The Supreme Court ended its absolutely horrific term on Thursday by sharply limiting the Environmental Protection Agency’s (EPA) ability to regulate existing power plants—a huge blow to President Joe Biden’s plans to limit climate change. This means that, within the last week, the highest court in the land has effectively said that states can force people to give birth against their will, and those children will grow up on a planet the court itself is helping to destroy. Severe weather events, like hurricanes and draughts and heat waves, are getting more severe, and people will increasingly not survive them. Oh, and more people can carry guns in public now. “Pro-life” something something!

As climate journalist Kate Aronoff put it on Twitter: “Minority rule in the United States is a threat to life on earth.”

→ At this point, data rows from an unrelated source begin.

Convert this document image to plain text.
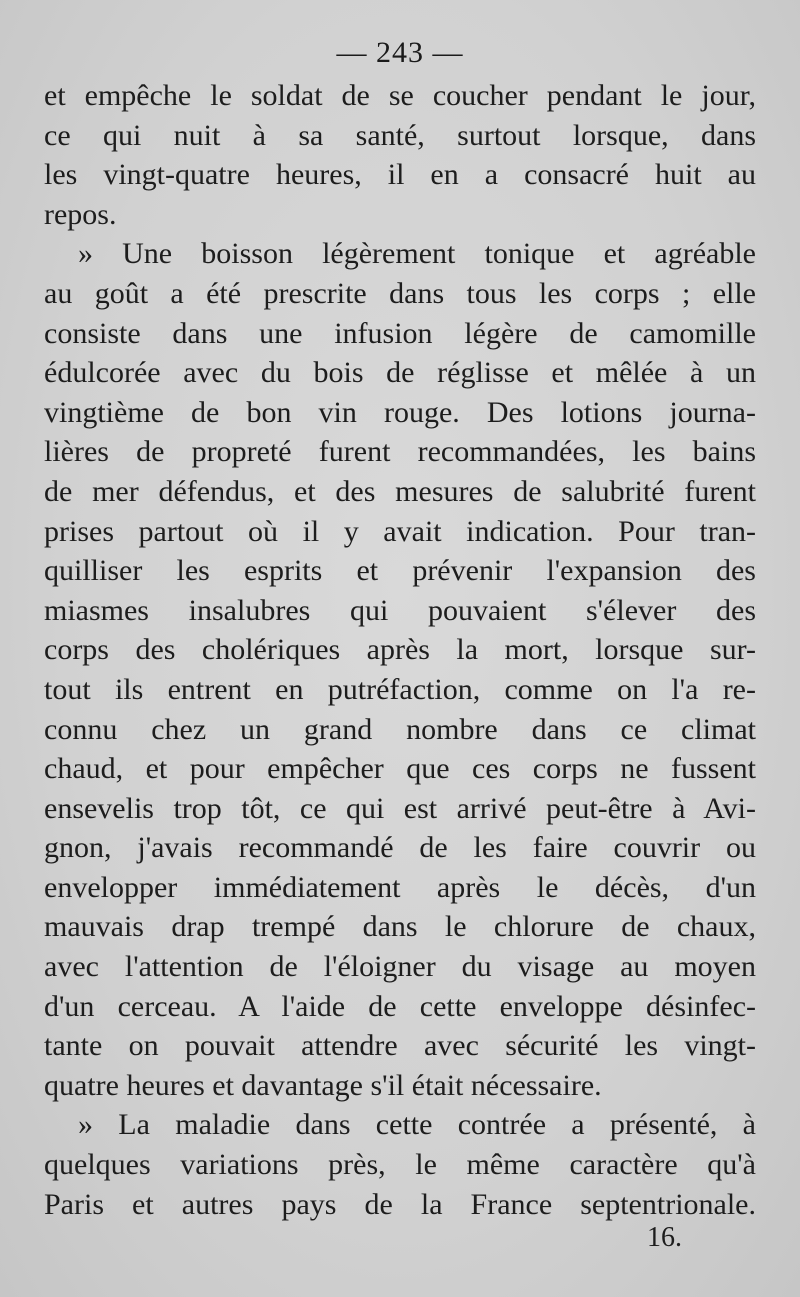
— 243 —
et empêche le soldat de se coucher pendant le jour,
ce qui nuit à sa santé, surtout lorsque, dans
les vingt-quatre heures, il en a consacré huit au
repos.
» Une boisson légèrement tonique et agréable
au goût a été prescrite dans tous les corps ; elle
consiste dans une infusion légère de camomille
édulcorée avec du bois de réglisse et mêlée à un
vingtième de bon vin rouge. Des lotions journa-
lières de propreté furent recommandées, les bains
de mer défendus, et des mesures de salubrité furent
prises partout où il y avait indication. Pour tran-
quilliser les esprits et prévenir l'expansion des
miasmes insalubres qui pouvaient s'élever des
corps des cholériques après la mort, lorsque sur-
tout ils entrent en putréfaction, comme on l'a re-
connu chez un grand nombre dans ce climat
chaud, et pour empêcher que ces corps ne fussent
ensevelis trop tôt, ce qui est arrivé peut-être à Avi-
gnon, j'avais recommandé de les faire couvrir ou
envelopper immédiatement après le décès, d'un
mauvais drap trempé dans le chlorure de chaux,
avec l'attention de l'éloigner du visage au moyen
d'un cerceau. A l'aide de cette enveloppe désinfec-
tante on pouvait attendre avec sécurité les vingt-
quatre heures et davantage s'il était nécessaire.
» La maladie dans cette contrée a présenté, à
quelques variations près, le même caractère qu'à
Paris et autres pays de la France septentrionale.
16.
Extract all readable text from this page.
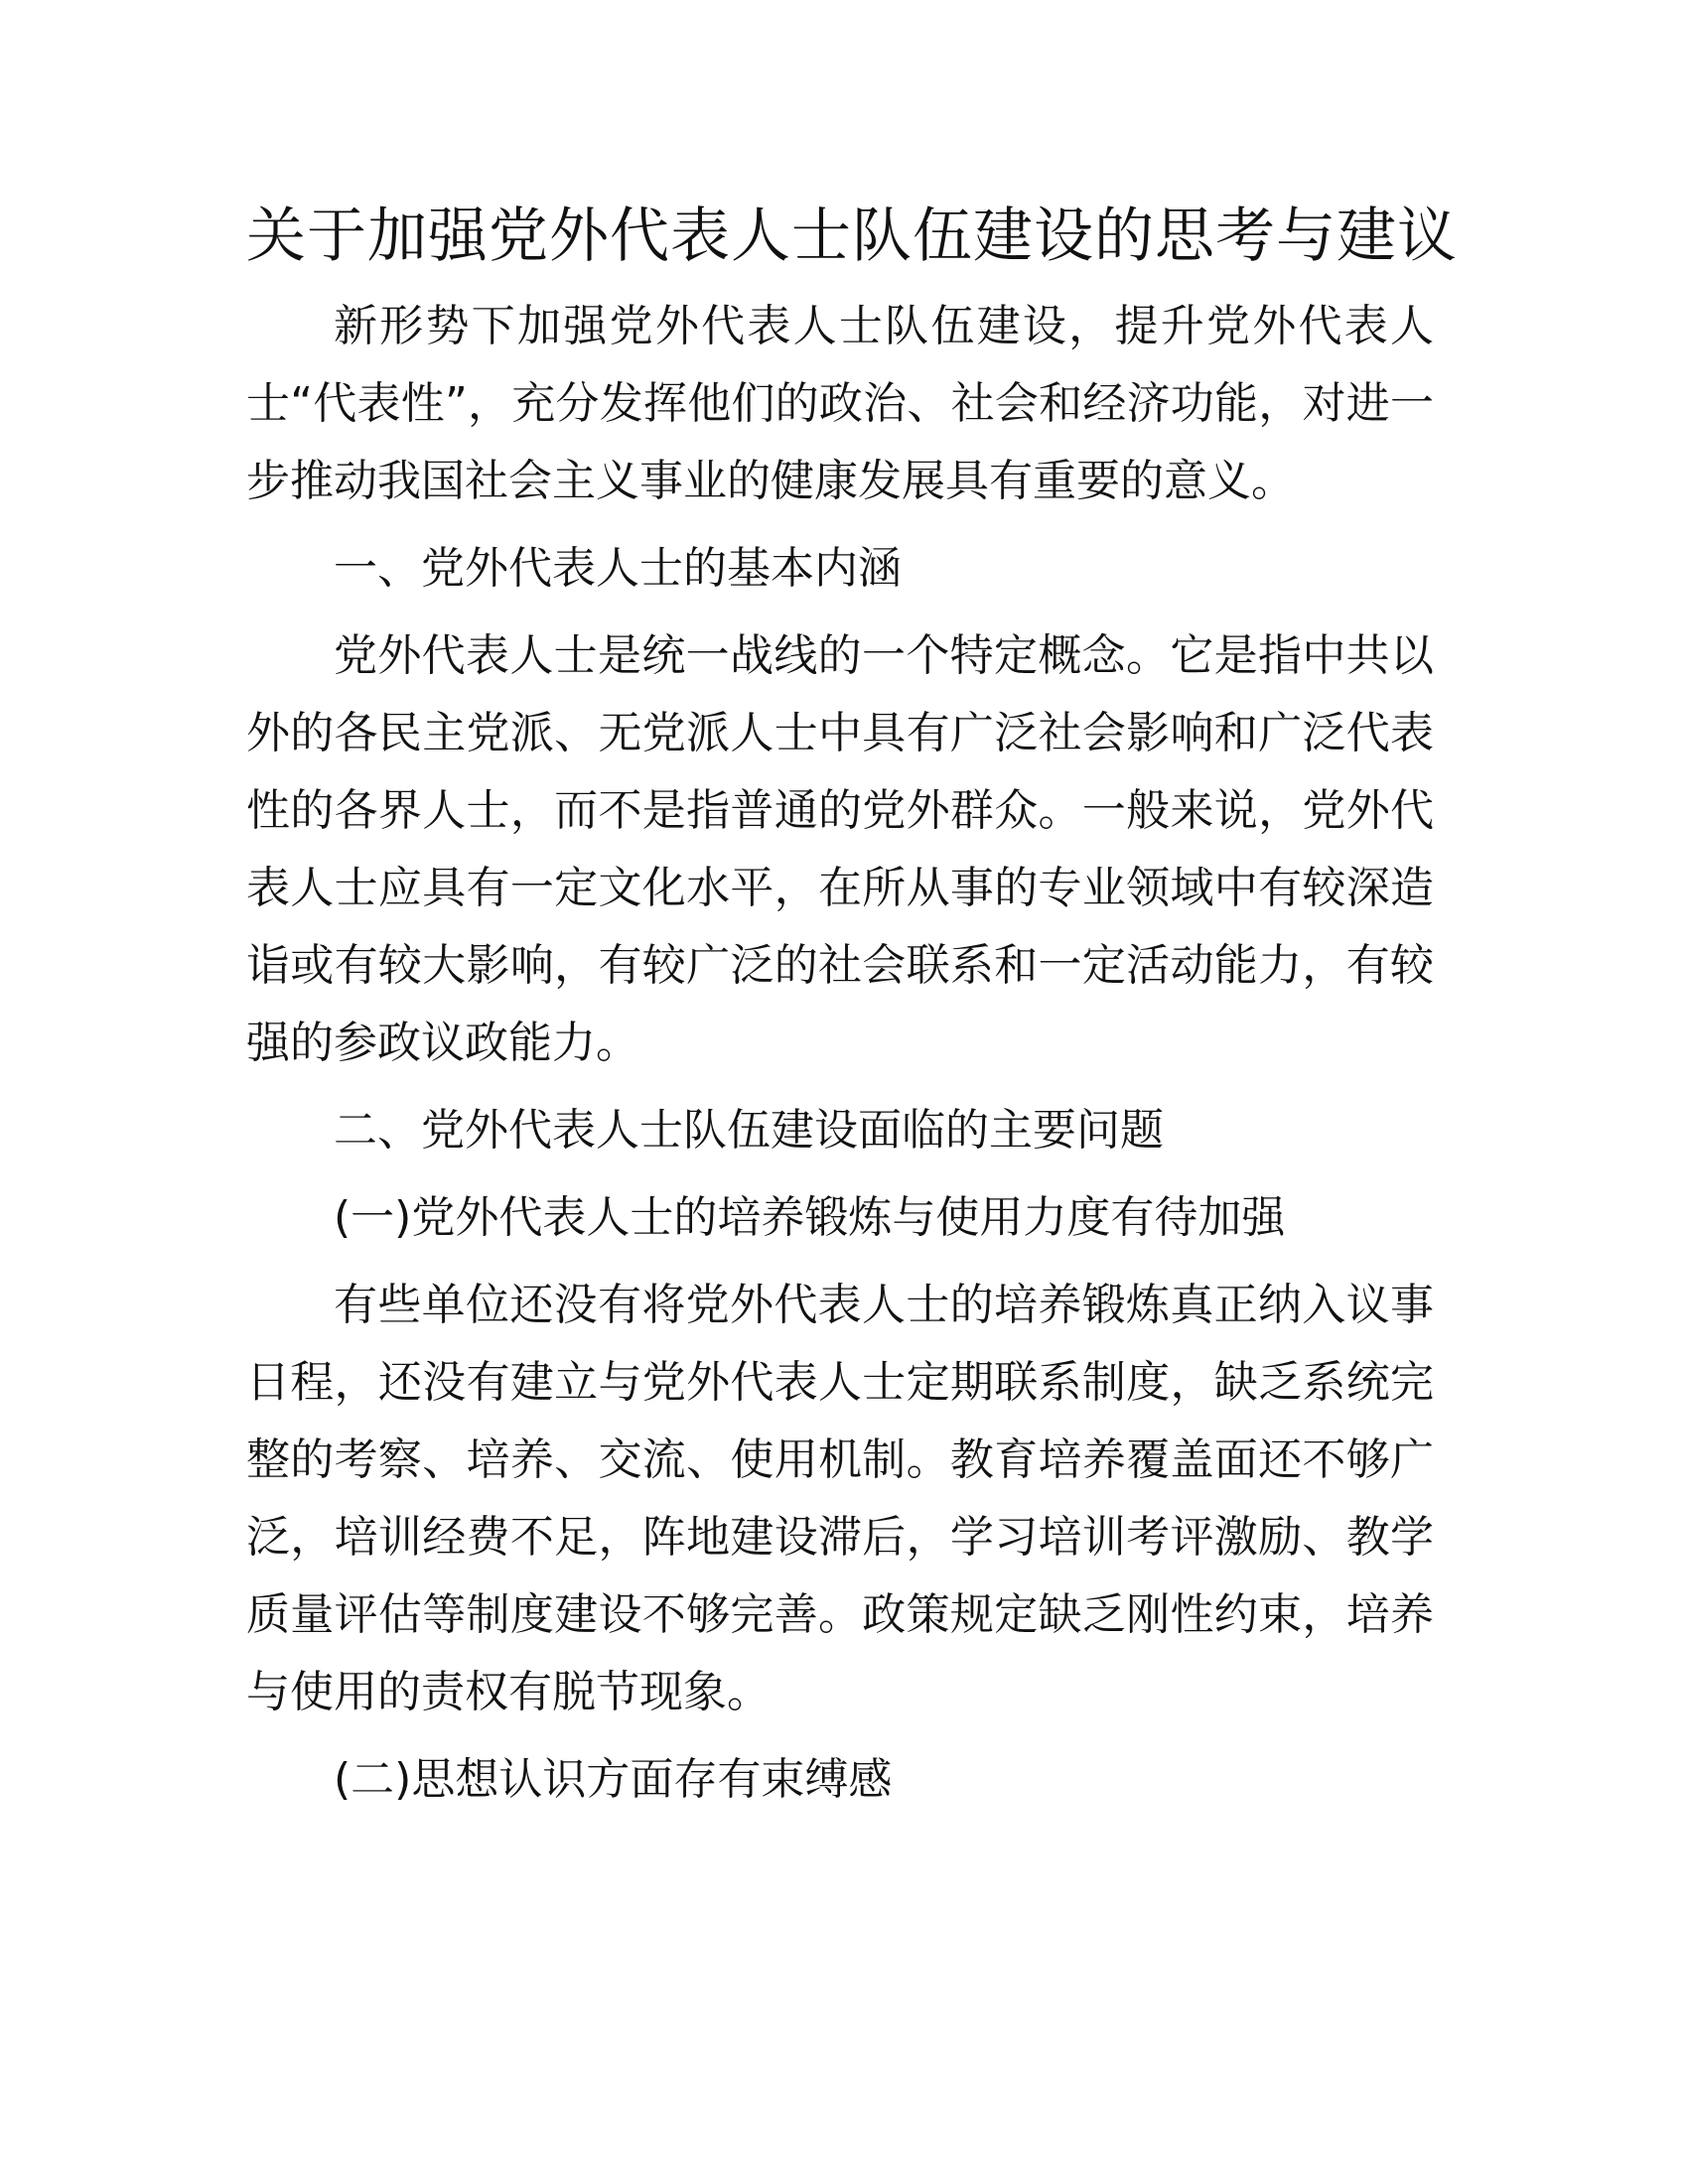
关于加强党外代表人士队伍建设的思考与建议

新形势下加强党外代表人士队伍建设，提升党外代表人士“代表性”，充分发挥他们的政治、社会和经济功能，对进一步推动我国社会主义事业的健康发展具有重要的意义。

一、党外代表人士的基本内涵

党外代表人士是统一战线的一个特定概念。它是指中共以外的各民主党派、无党派人士中具有广泛社会影响和广泛代表性的各界人士，而不是指普通的党外群众。一般来说，党外代表人士应具有一定文化水平，在所从事的专业领域中有较深造诣或有较大影响，有较广泛的社会联系和一定活动能力，有较强的参政议政能力。

二、党外代表人士队伍建设面临的主要问题

(一)党外代表人士的培养锻炼与使用力度有待加强

有些单位还没有将党外代表人士的培养锻炼真正纳入议事日程，还没有建立与党外代表人士定期联系制度，缺乏系统完整的考察、培养、交流、使用机制。教育培养覆盖面还不够广泛，培训经费不足，阵地建设滞后，学习培训考评激励、教学质量评估等制度建设不够完善。政策规定缺乏刚性约束，培养与使用的责权有脱节现象。

(二)思想认识方面存有束缚感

The vote was 6-3 with Chief Justice John Roberts writing the majority opinion that limits the scope of the Clean Air Act. Justice Elena Kagan wrote the dissent, which Justices Sonia Sotomayor and Steven Breyer joined. She said: “Today, the Court strips the Environmental Protection Agency of the power Congress gave it to respond to the most pressing environmental challenge of our time.”

Kagan added: “The Court appoints itself—instead of Congress or the expert agency—the decision-maker on climate policy. I cannot think of many things more frightening.”

And it gets worse. Thursday’s ruling could also limit power of other government agencies, as CNN explained:

In addition, the court cut back agency authority in general invoking the so-called “major questions” doctrine—a ruling that will impact the federal government’s authority to regulate in other areas of climate policy, as well as regulation of the internet and worker safety.
The decision issued Thursday will send shockwaves across the federal government, threatening agency action that comes without clear congressional authorization.

Justice Neil Gorsuch seemed especially thrilled at the prospect of kneecapping the administrative state. “While we all agree that administrative agencies have important roles to play in a modern nation, surely none of us wishes to abandon our Republic’s promise that the people and their representatives should have a meaningful say in the laws that govern them,” he wrote.

In the context of the abortion access crisis, the court’s decision could affect the ability of agencies like the Food and Drug Administration or the Department of Health and Human Services to do much of anything to expand people’s access to abortion pills or birth control.

Now that Biden reversed course and said he supports changing the Senate filibuster to codify the protections of Roe v. Wade into federal law, it seems like Congress should get on that, ASAP.